Open EiffL opened 3 years ago
@kimchitsigai I'm looking at your proposed modifications, but I don't understand the motivation for these changes:
//message.set_device(device);
 message.set_device(horovod_global.controller[0]->GetRank());
Does this make a difference? I was thinking all the device
should be 0 as they would refer to the GPU id that a given process can access, and each process can only see one devide.
@EiffL The device set in message.set_device() is used in the NCCLAlltoall::Execute
function to populate the response.devices variable when calling nccl_op_context_.InitNCCLComm(entries, response.devices(), communicator_id);
In InitNCCLComm, the response.devices is used as the device_map for sub-communicator.
Regarding the hvd.shutdown()
line of code that I proposed to insert before exit(0) at the end of fft_benchmark.py file, I think this is useless.
In basics.py, in the init() function, there is atexit.register(self.shutdown)

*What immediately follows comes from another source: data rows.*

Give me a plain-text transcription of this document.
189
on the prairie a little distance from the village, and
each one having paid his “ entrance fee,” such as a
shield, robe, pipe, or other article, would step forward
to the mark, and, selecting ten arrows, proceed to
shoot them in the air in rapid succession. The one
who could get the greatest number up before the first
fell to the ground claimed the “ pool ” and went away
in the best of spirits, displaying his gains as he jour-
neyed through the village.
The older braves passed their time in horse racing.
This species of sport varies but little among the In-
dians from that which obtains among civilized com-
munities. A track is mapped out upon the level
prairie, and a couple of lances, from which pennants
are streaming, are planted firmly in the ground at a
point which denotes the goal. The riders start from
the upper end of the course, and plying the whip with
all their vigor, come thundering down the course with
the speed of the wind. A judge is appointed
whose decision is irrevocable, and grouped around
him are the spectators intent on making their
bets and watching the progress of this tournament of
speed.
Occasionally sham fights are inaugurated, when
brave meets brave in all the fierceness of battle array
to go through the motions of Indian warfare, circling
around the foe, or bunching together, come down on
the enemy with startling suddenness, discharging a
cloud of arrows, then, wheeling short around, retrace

. So there must be another reason for the deadlocks.
There seems to be (sometimes) a deadlock scenario with 1 node / 4 GPUs, no nsys.
Device 0 belongs to subcommunicators [0,1] and [0,2] Device 1 belongs to subcommunicators [0,1] and [1,3] Device 2 belongs to subcommunicators [2,3] and [0,2] Device 3 belongs to subcommunicators [2,3] and [1,3].
This PR is meant to address the problems identified in #5